Beitragvon englishrose » 15. April 2009 21:51

Guten Abend zusammen

Das Buch "zart besaitet* habe ich ebenfalls gelesen. Ich bin vor einem Jahr auf die HS gestossen. Bis dahin wusste ich nichts davon... :icon_redface:

Ich war dann auch ein Zeit im gleichnamigen Forum, mit dem ich am Ende jedoch nicht mehr zurecht kam und deshalb ein eigenes Forum zum Thema HS gegründet habe. Jedenfalls habe ich in diesem ersten Forum auch einen weiteren Test gemacht, der mich zu einer HS/HSS machte... :108:

Das HSS steht für high sensation seeker. Also jemand, der ständig auf der Suche nach Neuem ist und sich mit dem Drang nach Action sich selbst quasi fast immer um seine eigentlich nötige Ruhe bringt, die man als HSP eigentlich braucht.

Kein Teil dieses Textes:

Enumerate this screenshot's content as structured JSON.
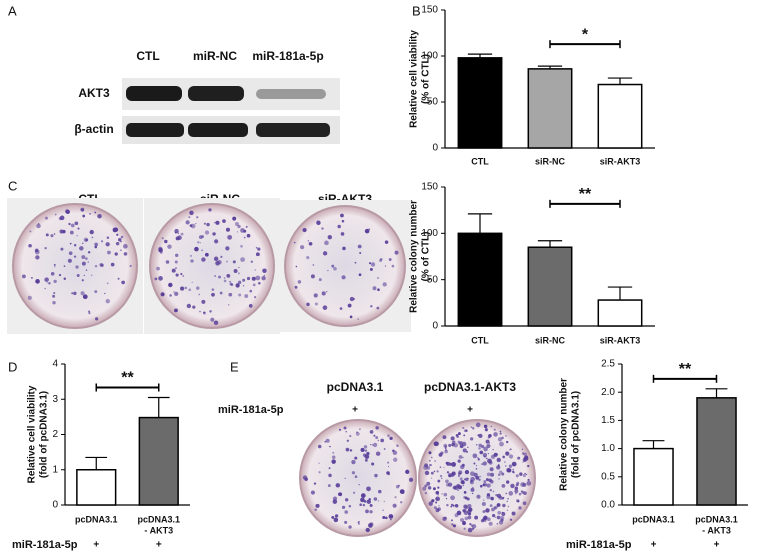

Als ich nun überhaupt mal erfuhr, dass es AD(H)S auch bei Erwachsenen gibt, begann auch ich zu recherchieren. Auch dachte ich zunächst, dass dieses HSS nur ein anderer Begriff für AD(H)S ist...

Ist es aber nicht, wie ich jetzt schon weiss...

Auch bin ich sehr schnell auf Zusammenhänge zwischen AD(H)S, HS und HB gestossen. Wie und ob überhaupt da eine Differenzierung erfolgen kann, da bin ich auch noch nicht viel schlauer. Allerdings weiss ich mittlerweile schon mal, dass nicht alle, die HS, HSS und HB haben, auch gleichzeitig AD(H)S haben...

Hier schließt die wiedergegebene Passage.